PCS may have just received the National College Board’s AP Computer Science Female Diversity Award, but the transformation of practice started several years ago at a PCS board meeting with a simple question by a board member: “Are the elective math classes at PCS gender balanced?”
That question, and the disappointing answer (after numbers were tallied), sent the math department on a quest to make the answer “yes” instead of “no.” When the question was asked in 2017, only 21% of female graduates versus 67% of male graduates had AP Computer Science on their PCS transcripts. This was a sad realization to the PCS math teachers, but was not out of line with the national average: the percentage of girls taking the AP Computer science test that year was 23%. The PCS Math Department also found that in other elective math classes the percentages were about the same. So, the math department did some soul searching; they wanted to change these numbers.
First, the Math Department set a goal to ensure current PCS student gender demographics were equally represented in elective math classes. The PCS math teachers also began to discuss amongst themselves how they talked to girls in their classes and whether they called on girls as often as boys. Then they started talking about STEAM instead of STEM, infusing arts into the discussion of math at PCS. When they promoted classes during enrollment discussions, they cited local industry leaders such as USGS, Google, JOBY Aviation who said “We need creative thinkers," "We need communicators in science and math," and "We need collaborators." Also, during these enrollment discussions with students, the Math Department Chair directly asked the students, both boys and girls, to be cognizant that PCS was set on bucking the national trend of gender inequity in math classes, and asked girls to enroll and boys to encourage them to do so.
The PCS Math Department also reorganized which math teachers taught which classes, moving female teachers into elective math class teaching roles. And, the department continually revisited gender data, reaffirming their goal of equity every year and keeping it in the forefront of practice.
After all of this, just two years later in 2019, 57% of the AP Computer Science class was female; this number repeated itself in 2020. Also, female enrollment in all of PCS’s math electives rose to nearly 50%. As such, the National College Board’s AP Computer Science Female Diversity Award recognized PCS as one of only 143 high schools across the country that achieved a 50% or higher female representation in AP Computer Science. The College Board reviewed 20,000 institutions of all types – private, public, and charter schools, large and small student bodies, rural and urban populations, and specialized high schools, along with generalized programs – that offer AP Computer Science to identify and acknowledge this diversity effort.

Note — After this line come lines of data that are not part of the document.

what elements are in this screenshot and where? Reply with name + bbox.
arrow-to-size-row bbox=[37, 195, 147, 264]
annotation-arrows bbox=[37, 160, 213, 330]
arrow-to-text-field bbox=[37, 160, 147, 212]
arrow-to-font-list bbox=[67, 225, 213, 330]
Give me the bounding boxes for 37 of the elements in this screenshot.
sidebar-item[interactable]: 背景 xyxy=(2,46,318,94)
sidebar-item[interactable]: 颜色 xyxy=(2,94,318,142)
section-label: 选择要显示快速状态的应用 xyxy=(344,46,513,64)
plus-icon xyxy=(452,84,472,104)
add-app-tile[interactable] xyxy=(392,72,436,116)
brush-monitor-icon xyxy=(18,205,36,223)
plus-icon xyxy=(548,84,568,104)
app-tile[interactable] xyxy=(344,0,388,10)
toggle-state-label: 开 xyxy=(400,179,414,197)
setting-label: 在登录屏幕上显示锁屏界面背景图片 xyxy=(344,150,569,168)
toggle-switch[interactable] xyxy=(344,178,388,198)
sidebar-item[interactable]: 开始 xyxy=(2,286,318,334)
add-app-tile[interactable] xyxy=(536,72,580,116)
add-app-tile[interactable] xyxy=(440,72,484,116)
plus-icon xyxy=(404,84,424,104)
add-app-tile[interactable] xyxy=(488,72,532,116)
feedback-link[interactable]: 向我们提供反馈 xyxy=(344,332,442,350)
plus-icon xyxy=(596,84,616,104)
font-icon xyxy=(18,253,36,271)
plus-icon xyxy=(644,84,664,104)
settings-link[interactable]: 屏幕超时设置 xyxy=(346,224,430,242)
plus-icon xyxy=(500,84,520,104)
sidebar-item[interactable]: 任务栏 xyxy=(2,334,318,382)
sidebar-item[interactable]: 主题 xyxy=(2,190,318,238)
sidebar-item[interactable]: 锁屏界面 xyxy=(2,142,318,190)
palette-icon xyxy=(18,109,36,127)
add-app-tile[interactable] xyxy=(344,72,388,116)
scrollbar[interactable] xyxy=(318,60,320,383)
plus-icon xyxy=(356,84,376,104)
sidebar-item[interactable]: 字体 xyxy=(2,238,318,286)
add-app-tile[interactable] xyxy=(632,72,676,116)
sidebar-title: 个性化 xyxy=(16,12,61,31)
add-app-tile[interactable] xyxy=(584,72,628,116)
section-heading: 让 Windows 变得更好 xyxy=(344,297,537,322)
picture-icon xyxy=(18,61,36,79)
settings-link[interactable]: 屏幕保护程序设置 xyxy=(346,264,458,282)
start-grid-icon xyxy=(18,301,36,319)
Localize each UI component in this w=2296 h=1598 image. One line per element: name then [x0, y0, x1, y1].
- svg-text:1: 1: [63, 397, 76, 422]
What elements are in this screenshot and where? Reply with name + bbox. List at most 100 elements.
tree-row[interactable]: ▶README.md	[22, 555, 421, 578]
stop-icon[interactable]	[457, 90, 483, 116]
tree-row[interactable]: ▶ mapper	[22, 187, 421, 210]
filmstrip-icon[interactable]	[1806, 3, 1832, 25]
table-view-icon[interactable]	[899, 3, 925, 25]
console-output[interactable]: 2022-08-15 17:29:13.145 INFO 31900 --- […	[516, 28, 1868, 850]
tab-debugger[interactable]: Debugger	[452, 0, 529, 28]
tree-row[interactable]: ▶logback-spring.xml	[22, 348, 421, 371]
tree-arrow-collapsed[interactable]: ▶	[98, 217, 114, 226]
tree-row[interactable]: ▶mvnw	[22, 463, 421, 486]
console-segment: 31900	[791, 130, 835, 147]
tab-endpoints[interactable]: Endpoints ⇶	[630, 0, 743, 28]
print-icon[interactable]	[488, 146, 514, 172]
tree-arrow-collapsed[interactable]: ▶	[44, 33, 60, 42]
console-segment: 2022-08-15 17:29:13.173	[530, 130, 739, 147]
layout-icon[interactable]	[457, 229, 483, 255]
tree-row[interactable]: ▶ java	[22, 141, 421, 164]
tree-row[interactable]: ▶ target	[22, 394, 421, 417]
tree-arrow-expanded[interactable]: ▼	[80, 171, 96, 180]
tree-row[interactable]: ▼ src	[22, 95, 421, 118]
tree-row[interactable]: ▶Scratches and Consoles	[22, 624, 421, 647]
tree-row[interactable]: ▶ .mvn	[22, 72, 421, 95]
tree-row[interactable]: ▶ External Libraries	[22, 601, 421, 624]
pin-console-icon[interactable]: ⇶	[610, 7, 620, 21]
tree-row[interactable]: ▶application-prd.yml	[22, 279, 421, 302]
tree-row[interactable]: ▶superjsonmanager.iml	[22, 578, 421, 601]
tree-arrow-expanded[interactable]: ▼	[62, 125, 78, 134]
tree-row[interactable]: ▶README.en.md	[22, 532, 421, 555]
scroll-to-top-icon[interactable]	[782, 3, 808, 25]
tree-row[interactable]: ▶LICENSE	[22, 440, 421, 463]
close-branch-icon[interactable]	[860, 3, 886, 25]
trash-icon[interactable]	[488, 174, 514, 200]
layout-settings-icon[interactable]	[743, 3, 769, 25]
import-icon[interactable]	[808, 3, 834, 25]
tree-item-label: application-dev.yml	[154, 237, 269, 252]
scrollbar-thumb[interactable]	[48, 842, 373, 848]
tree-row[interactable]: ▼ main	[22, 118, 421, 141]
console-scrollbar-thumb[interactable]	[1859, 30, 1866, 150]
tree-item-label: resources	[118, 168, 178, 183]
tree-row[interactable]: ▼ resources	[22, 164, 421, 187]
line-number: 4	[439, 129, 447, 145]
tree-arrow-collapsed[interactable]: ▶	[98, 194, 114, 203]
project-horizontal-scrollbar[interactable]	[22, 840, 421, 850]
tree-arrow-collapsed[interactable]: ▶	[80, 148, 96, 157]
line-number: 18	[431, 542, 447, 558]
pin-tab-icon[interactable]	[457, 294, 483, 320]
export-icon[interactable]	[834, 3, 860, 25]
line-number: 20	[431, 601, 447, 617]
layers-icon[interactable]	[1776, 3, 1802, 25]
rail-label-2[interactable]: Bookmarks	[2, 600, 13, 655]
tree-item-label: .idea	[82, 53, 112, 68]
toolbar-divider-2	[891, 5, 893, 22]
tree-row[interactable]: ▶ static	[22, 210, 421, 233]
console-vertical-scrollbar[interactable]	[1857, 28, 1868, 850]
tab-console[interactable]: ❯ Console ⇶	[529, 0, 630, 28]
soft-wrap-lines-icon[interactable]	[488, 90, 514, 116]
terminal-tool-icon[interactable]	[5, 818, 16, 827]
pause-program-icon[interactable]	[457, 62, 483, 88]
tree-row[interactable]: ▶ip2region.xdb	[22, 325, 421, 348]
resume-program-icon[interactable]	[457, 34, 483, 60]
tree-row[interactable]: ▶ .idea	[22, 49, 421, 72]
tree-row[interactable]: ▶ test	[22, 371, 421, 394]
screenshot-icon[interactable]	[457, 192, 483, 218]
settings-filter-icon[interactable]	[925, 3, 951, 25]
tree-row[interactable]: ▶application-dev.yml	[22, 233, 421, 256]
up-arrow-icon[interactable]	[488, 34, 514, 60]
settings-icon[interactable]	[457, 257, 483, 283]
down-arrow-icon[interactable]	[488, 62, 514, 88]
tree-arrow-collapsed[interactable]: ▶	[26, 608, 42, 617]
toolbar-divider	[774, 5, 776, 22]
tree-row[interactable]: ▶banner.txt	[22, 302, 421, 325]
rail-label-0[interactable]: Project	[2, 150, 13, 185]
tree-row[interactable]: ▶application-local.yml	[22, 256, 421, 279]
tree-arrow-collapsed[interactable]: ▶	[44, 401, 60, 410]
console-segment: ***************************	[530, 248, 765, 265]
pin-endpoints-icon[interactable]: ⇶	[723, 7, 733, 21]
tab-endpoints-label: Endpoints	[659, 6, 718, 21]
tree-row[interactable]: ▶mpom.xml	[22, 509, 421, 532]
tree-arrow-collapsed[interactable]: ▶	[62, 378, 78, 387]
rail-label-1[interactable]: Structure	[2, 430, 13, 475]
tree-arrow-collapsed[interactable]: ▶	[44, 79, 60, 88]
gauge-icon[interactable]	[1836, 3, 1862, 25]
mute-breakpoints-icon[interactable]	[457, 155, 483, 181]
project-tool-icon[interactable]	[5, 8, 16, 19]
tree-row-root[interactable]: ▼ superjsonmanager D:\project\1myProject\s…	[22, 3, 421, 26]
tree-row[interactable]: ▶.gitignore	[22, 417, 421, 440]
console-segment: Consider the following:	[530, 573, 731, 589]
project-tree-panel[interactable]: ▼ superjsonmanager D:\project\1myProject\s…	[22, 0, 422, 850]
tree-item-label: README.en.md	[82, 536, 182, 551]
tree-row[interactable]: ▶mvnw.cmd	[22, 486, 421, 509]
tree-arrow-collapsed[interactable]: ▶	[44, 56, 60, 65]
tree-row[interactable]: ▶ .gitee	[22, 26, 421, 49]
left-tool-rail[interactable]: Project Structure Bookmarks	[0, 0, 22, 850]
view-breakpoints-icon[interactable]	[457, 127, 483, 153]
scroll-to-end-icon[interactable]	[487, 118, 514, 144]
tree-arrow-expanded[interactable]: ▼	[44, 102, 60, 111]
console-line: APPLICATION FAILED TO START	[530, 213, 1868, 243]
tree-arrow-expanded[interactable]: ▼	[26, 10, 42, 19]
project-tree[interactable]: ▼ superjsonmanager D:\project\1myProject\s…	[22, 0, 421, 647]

According to the College Board, “Providing female students access to computer science courses is crucial to ensure they’ll be set up for high-paying technology jobs where they can drive innovation and creativity in the field. Research demonstrates that women are more likely to pursue computer science if they are given the opportunity to explore it in high school.”
Congratulations to the PCS Math Department for taking that original question to heart – “Are the elective math classes at PCS gender balanced?” – increasing equity for its female students both in high school and in their future career choices, as well as wage earning ability!